As well as being a businessman, Shater was a political heavyweight in the Brotherhood and spent years in jail, often drawing up strategy from his cell. He was freed shortly after Mubarak was ousted, but the committee said his name had not been cleared, a prerequisite to run, despite a military pardon.
Mursi was then nominated for election as the group’s fears mounted that Shater would be pushed out. But Mursi, a 60-year-old engineer, lacks the political clout of Shater and may struggle to make such a big impression on the race, despite having the Brotherhood’s potent grassroots network behind him.
“Is this the man that never smiles? Why would I vote for someone I’ve never heard of and who I know nothing about?” Sobhy Ahmed, a 39-year-old Cairo security guard, said about Mursi.
Moussa, Abol Fotouh
A last-minute candidacy announcement by Omar Suleiman, Mubarak’s intelligence chief and briefly at the end his vice president, sparked a big protest last Friday by those who believed the decision is proof that remnants of Mubarak’s regime were seeking to reverse the gains of the 2011 uprising.
Suleiman, who said he accepted the committee decision, was backed by some Egyptians who saw him as a strongman who could restore security and by some who fear the rise of Islamist politicians.
A Salafi preacher, Hazem Salah Abu Ismail, who was disqualified because his late mother had obtained U.S. citizenship, said he would file a legal case against the committee accusing it of forgery and manipulation.
“I am preparing for them to unveil for the world their lies,” he said in a statement on Wednesday calling on his supporters to join mass protests on Friday called for by Liberal youth against candidates affiliated with the old order.
With the Brotherhood’s main candidate out, many of its votes could go to Abol Fotouh, analysts say.
“He will get many of the votes that were going to go to Shater and Abu Ismail as many will not be convinced by Mursi, who has been away from the Egyptian media in the last period,” said Nabil Abdel Fattah, a political scientist.
Abol Fotouh, 60, was part of a moderate reform wing in the Brotherhood until his expulsion.
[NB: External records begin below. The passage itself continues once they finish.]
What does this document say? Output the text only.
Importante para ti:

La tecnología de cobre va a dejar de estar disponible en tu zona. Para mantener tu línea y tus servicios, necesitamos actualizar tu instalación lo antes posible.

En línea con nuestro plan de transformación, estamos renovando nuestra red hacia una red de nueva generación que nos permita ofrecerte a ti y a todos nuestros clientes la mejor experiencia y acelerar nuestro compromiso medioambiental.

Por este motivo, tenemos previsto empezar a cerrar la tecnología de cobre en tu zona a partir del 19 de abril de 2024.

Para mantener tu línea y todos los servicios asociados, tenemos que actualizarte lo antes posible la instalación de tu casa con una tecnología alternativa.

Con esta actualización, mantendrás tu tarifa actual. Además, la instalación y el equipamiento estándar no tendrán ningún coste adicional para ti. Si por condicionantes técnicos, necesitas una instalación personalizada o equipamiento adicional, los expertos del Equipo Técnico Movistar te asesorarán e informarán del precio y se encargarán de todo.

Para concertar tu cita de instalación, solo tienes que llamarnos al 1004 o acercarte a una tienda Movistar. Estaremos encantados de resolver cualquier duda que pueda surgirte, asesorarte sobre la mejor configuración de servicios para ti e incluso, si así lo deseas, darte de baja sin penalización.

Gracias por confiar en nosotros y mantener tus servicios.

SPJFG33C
He started to win support outside the Islamist movement among secular-minded Egyptians looking for someone committed to democratic reform.
Moussa, who describes himself as a liberal nationalist, is also likely to win votes among such people, who worry about the gains made by Islamists since Mubarak was forced out.
“The president must lead a national coalition to save the nation,” the 75-year-old former foreign minister and Arab League chief told a rally to launch his programme.
He has promised to serve just one four-year term if elected.